128 kB Flash and 28 kB SRAM — firmware headroom for BLE stacks
The 128 kB Flash and 28 kB SRAM accommodate the Bluetooth v4.1 protocol stack plus a moderate application payload. For a sensor node running the BLE stack and a small application loop, this memory budget is typical. If the design requires over-the-air firmware updates or a larger application image, the 128 kB Flash may be tight — plan the memory map early.
Bluetooth v4.1 — not Bluetooth 5 compatible
This part implements Bluetooth v4.1, which means it does not support Bluetooth 5 features such as 2 Mbps PHY, extended advertising, or LE Audio. For BLE 4.1 applications (beacons, remote sensors, HID devices), this part is well matched.
-97 dBm sensitivity and 5 dBm TX power — link budget for range
Receiver sensitivity of -97 dBm and a maximum transmit power of 5 dBm give a link budget around 102 dB in free space, which translates to roughly 100–200 meters line-of-sight depending on antenna and environment. For indoor applications through walls, expect 20–40 meters. The 1 Mbps data rate is the standard BLE 4.1 rate.
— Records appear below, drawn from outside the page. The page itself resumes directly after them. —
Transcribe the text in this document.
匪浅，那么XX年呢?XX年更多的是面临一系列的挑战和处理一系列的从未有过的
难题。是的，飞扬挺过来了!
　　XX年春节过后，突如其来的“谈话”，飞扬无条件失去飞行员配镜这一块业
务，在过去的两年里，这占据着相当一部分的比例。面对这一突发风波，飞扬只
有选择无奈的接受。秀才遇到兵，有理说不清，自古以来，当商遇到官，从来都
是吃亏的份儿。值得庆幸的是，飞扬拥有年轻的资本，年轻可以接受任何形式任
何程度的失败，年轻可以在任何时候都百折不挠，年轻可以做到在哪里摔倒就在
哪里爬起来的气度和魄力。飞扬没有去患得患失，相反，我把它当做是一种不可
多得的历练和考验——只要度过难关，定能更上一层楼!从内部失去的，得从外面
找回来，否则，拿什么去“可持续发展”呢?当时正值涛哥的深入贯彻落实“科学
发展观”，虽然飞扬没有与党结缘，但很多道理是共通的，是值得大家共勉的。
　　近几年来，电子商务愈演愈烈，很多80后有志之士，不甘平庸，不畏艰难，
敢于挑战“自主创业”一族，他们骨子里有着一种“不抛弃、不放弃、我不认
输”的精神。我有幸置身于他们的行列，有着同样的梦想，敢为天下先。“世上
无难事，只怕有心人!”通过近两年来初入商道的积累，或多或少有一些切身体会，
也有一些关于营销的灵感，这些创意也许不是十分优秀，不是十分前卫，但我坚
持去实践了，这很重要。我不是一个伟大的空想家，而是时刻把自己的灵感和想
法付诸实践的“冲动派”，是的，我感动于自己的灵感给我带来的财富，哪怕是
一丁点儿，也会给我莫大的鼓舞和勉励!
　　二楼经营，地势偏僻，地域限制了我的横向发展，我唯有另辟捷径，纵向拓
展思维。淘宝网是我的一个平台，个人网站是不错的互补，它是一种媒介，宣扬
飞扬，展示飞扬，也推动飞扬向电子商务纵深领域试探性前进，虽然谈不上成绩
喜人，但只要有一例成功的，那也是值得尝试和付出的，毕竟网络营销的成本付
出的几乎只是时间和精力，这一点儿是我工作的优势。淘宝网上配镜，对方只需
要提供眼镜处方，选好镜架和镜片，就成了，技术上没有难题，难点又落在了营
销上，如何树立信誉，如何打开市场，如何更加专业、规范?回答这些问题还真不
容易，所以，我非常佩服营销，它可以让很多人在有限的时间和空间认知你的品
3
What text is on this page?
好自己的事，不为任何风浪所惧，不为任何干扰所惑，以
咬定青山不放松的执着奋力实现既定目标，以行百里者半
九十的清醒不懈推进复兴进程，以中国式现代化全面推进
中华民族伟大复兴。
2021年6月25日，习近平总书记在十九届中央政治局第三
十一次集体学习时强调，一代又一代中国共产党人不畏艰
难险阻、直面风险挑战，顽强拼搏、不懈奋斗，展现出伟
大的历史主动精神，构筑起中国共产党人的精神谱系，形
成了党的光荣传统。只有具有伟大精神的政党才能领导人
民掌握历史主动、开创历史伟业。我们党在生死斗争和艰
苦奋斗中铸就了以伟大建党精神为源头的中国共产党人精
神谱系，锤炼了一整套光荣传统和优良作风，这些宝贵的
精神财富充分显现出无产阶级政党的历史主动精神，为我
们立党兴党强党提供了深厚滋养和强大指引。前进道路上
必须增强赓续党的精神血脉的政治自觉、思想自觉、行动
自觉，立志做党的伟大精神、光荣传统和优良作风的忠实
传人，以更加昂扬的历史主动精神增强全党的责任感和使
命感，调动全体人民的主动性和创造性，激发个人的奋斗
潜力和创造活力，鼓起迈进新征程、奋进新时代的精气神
15 GPIOs and serial interfaces
Fifteen GPIOs are available on the 32-VQFN package. The serial interface set includes I2C, I2S, JTAG, SPI, and UART, which covers most sensor and actuator peripherals. The JTAG interface is the primary debug and programming port; TI's CC13xx/CC26xx SDK and a compatible debug probe (e.g., XDS110 or LAUNCHXL-CC2640R2) are used for development.